A quick text from the show's organizer and we had a whole unexpected free day in front of us. Hooray.
After my daughter got over her initial disappointment, she settled in on the couch to watch one of her favorite shows on our iPad. The idea of her wasting an entire day got to me. So, I suggested I take her and some friends to the movies.
Now before you tell me that I simply traded one screen for another, let me explain. Meeting friends, actually traveling to a theatre (in our case, that's about 25 minutes in the car), shopping for junk food, gossiping before the movie, comparing notes after ... I think it's a much more active afternoon than simply staring at video on a tablet. Should I have suggested a museum instead? Probably. But, somehow I don't think that would have been met with much enthusiasm.
Anyway, the movie I suggested was Pitch Perfect. A BFF had already seen it and said it was great. Apparently, it was about a girls' singing group and the teasers we had seen looked funny. It reminded me of an edgier Glee!
Usually, I drive my daughter and her friends to the theatre, then they go to one movie and I go to another. That way, they have their privacy as well as their chauffeur. This time though, the other options were limited. When I warned my daughter that I was going to see Pitch Perfect too, she was less than thrilled. I reassured her that I would sit far away from her and her friends and pretend I didn't know them. This was but a small consolation. However, she didn't have much of a choice.

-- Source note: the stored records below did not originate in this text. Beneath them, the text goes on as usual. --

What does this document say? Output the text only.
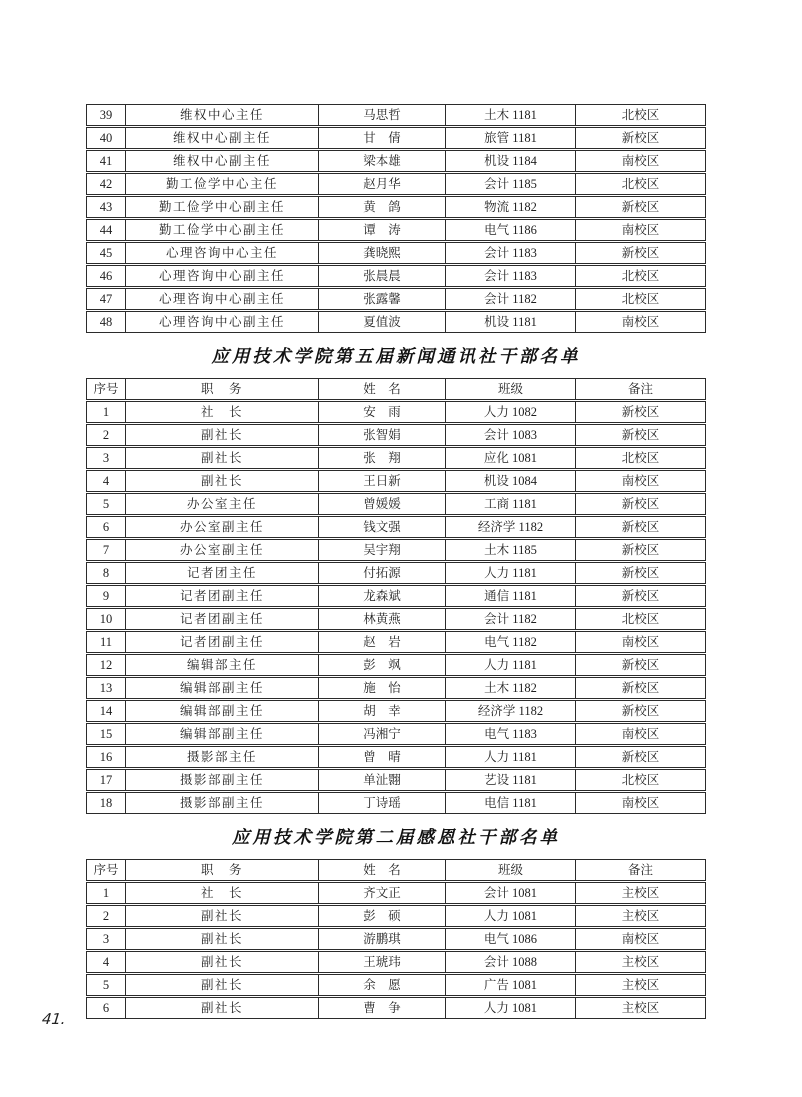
39	维权中心主任	马思哲	土木 1181	北校区
40	维权中心副主任	甘　倩	旅管 1181	新校区
41	维权中心副主任	梁本雄	机设 1184	南校区
42	勤工俭学中心主任	赵月华	会计 1185	北校区
43	勤工俭学中心副主任	黄　鸽	物流 1182	新校区
44	勤工俭学中心副主任	谭　涛	电气 1186	南校区
45	心理咨询中心主任	龚晓熙	会计 1183	新校区
46	心理咨询中心副主任	张晨晨	会计 1183	北校区
47	心理咨询中心副主任	张露馨	会计 1182	北校区
48	心理咨询中心副主任	夏值波	机设 1181	南校区
应用技术学院第五届新闻通讯社干部名单
序号	职　务	姓　名	班级	备注
1	社　长	安　雨	人力 1082	新校区
2	副社长	张智娟	会计 1083	新校区
3	副社长	张　翔	应化 1081	北校区
4	副社长	王日新	机设 1084	南校区
5	办公室主任	曾媛媛	工商 1181	新校区
6	办公室副主任	钱文强	经济学 1182	新校区
7	办公室副主任	吴宇翔	土木 1185	新校区
8	记者团主任	付拓源	人力 1181	新校区
9	记者团副主任	龙森斌	通信 1181	新校区
10	记者团副主任	林黄燕	会计 1182	北校区
11	记者团副主任	赵　岩	电气 1182	南校区
12	编辑部主任	彭　飒	人力 1181	新校区
13	编辑部副主任	施　怡	土木 1182	新校区
14	编辑部副主任	胡　幸	经济学 1182	新校区
15	编辑部副主任	冯湘宁	电气 1183	南校区
16	摄影部主任	曾　晴	人力 1181	新校区
17	摄影部副主任	单沚翾	艺设 1181	北校区
18	摄影部副主任	丁诗瑶	电信 1181	南校区
应用技术学院第二届感恩社干部名单
序号	职　务	姓　名	班级	备注
1	社　长	齐文正	会计 1081	主校区
2	副社长	彭　硕	人力 1081	主校区
3	副社长	游鹏琪	电气 1086	南校区
4	副社长	王琥玮	会计 1088	主校区
5	副社长	余　愿	广告 1081	主校区
6	副社长	曹　争	人力 1081	主校区
41.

We arrived early and I went to the box office while the girls raided the discount store Below 5 for candy. Once inside, they headed up into the stadium seating while I settled into a seat in the third row. I have always liked my movies up close and personal.
After too many ads, too many previews and too many warnings about shutting off our cell phones, the film started. As expected, it centered around a college a capella group, called the Barden Belles. With the bulk of their prissy team graduating, they have to recruit an array of misfit singers, who don't really fit the mold. There's a "lezzie" and a "fatty" and a sexpot and an angry edgy girl — all stereotypes, but fun. Eventually they embrace everyone's unique talents and personalities. Of course, they win Nationals. Yay.
Pitch Perfect was pitch perfectly what I expected except for one technicolor plot element. The leader of the group, a pretty blonde named Aubrey, blows under pressure. I mean, she really blows. As in, blows chunks.
This charming twist happened not once but twice (three times, actually, if you count an onscreen replay via YouTube). It was as though the movie had miraculously morphed from Glee! into Bridesmaids. Or The Hangover. And, in case the actual vomiting wasn't gross enough (trust me, it was, I think they used baked beans, lots and lots of baked beans), one fairly vacant member of the Belles falls into a pool of puke and proceeds to make a snow angel.
I repeat ... eeeeeeeeew!
Not the sort of girl power movie I was hoping for. (When did chick flicks become upchuck flicks?)
Nevertheless, my girls seemed to enjoy it. On the way home, they gave the movie high marks and relived some of the funnier moments. They agreed that the ending was satisfying — predictable, but satisfying. No one said anything about the you-know-what.
Stomach troubles aside, it was a nice afternoon all around. It will just be a while before I serve baked beans again.